To do so, however, the president must certify to Congress that Chile has made "significant progress in complying with internationally recognized standards of human rights."

He also must certify that Chile is cooperating to "bring to justice" those Chilean officers indicted by a federal grand jury for complicity in the 1976 bombing murders here of former Chilean ambassador Orlando Letelier and an American associate, Ronni K. Moffitt.

In one of its first moves after taking office, the administration made clear it wanted to improve relations with Pinochet, whom it regards as a potentially important ally in its campaign against communist influence in Latin America.

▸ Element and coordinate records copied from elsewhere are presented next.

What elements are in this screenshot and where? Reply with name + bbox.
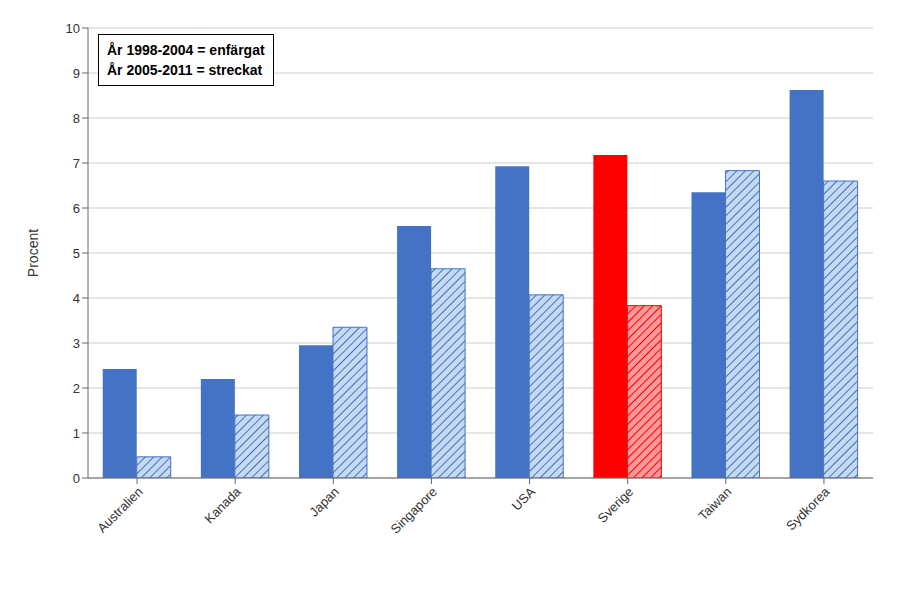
svg-text:Kanada: Kanada <box>202 484 245 527</box>
svg-text:9: 9 <box>73 66 80 81</box>
svg-text:2: 2 <box>73 381 80 396</box>
svg-text:7: 7 <box>73 156 80 171</box>
svg-text:Singapore: Singapore <box>388 484 441 537</box>
svg-text:0: 0 <box>73 471 80 486</box>
svg-text:Taiwan: Taiwan <box>695 484 734 523</box>
svg-text:1: 1 <box>73 426 80 441</box>
svg-text:Japan: Japan <box>306 484 342 520</box>
svg-text:10: 10 <box>66 21 80 36</box>
html-text:År 2005-2011 = streckat: År 2005-2011 = streckat <box>107 62 263 78</box>
svg-text:Procent: Procent <box>25 229 41 277</box>
svg-text:6: 6 <box>73 201 80 216</box>
svg-text:8: 8 <box>73 111 80 126</box>
html-text:År 1998-2004 = enfärgat: År 1998-2004 = enfärgat <box>107 42 265 58</box>
svg-text:Sverige: Sverige <box>595 484 637 526</box>
svg-text:USA: USA <box>509 484 539 514</box>
svg-text:4: 4 <box>73 291 80 306</box>
svg-text:Sydkorea: Sydkorea <box>783 483 833 533</box>
svg-text:3: 3 <box>73 336 80 351</box>
svg-text:5: 5 <box>73 246 80 261</box>
svg-text:Australien: Australien <box>94 484 145 535</box>
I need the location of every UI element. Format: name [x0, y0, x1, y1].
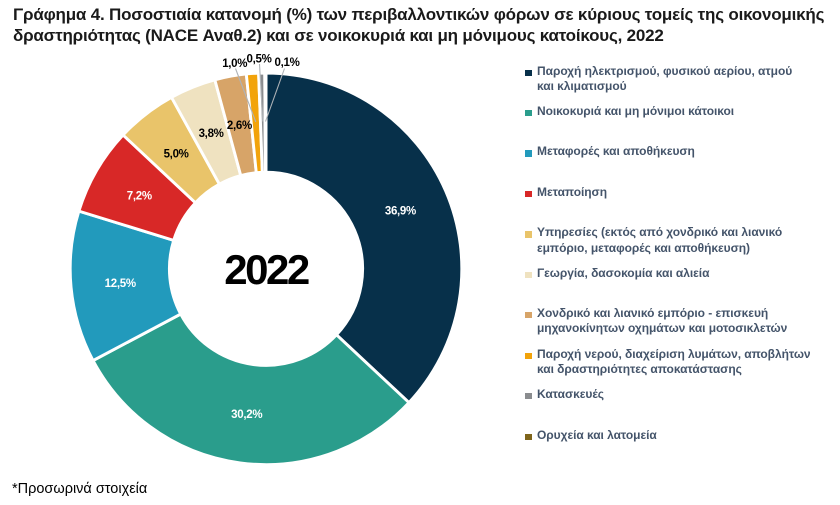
svg-text:30,2%: 30,2%: [231, 409, 262, 421]
svg-text:1,0%: 1,0%: [222, 58, 247, 70]
svg-text:2022: 2022: [224, 246, 309, 293]
svg-text:5,0%: 5,0%: [164, 148, 189, 160]
svg-text:0,1%: 0,1%: [274, 57, 299, 69]
svg-text:3,8%: 3,8%: [199, 128, 224, 140]
svg-text:12,5%: 12,5%: [105, 278, 136, 290]
svg-text:0,5%: 0,5%: [246, 54, 271, 66]
svg-text:2,6%: 2,6%: [227, 120, 252, 132]
svg-text:7,2%: 7,2%: [127, 191, 152, 203]
svg-text:36,9%: 36,9%: [385, 206, 416, 218]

In a gesture whose symbolic importance far outweighs its cash size, the administration tentatively has included $50,000 in military training funds for Chile in its fiscal 1983 security assistance request to Congress.

Originally, the administration planned to send the certification on Chile and Argentina, which Congress also has subjected to a similar human rights test, about the same time last month that it certified El Salvador's eligibility for U.S. military aid.

However, action on Chile and Argentina, which have been paired in State Department planning, was pulled back abruptly because of questions raised by some administration policy makers about Chile.

According to sources familiar with the internal debate, the most serious problem involves whether Reagan can certify that Chile is cooperating with efforts to extradite those indicted in the Letelier case.

Lawrence Barcella, assistant U.S. attorney in charge of the case, recently told The Washington Post:

"With respect to progress on the Letelier investigation, they Chilean officials haven't done spit since the day this thing happened. In fact, they have been dilatory and obstructionist."

The Justice Department is preparing an informal advisory opinion for the State Department and, while no decisions have been made, Justice sources said they believe officials there will be forced to conclude that Chile has not met the test for certification on the Letelier requirement.

In addition, the State Department's bureau of human rights has questioned whether there has been improvement in the Chilean human rights situation.

The bureau is understood to be particularly disturbed by a recent Chilean human rights commission report, which was released in this country by the Freedom House organization and charges that rights abuses in Chile have increased.

Congressional liberals led by Sen. Edward M. Kennedy (D-Mass.) have threatened that, if certification goes through, they will launch an all-out attack on the administration's Latin America policies.

As a result, many officials fear a congressional battle that could increase opposition to the already controversial policy of increasing aid to El Salvador and seeking strengthened military relationships with Honduras and Guatemala.

On the other side, Enders's bureau of inter-American affairs, backed by ideological hard-liners in the administration and Congress, are understood to advocate going ahead with the Chile aid plan.

According to the sources, the matter has not been referred for a final decision but a clearer picture of the outcome is likely to emerge from discussions this weekend involving Enders, Ambassador James D. Theberge, who was sworn in yesterday, and Chilean authorities.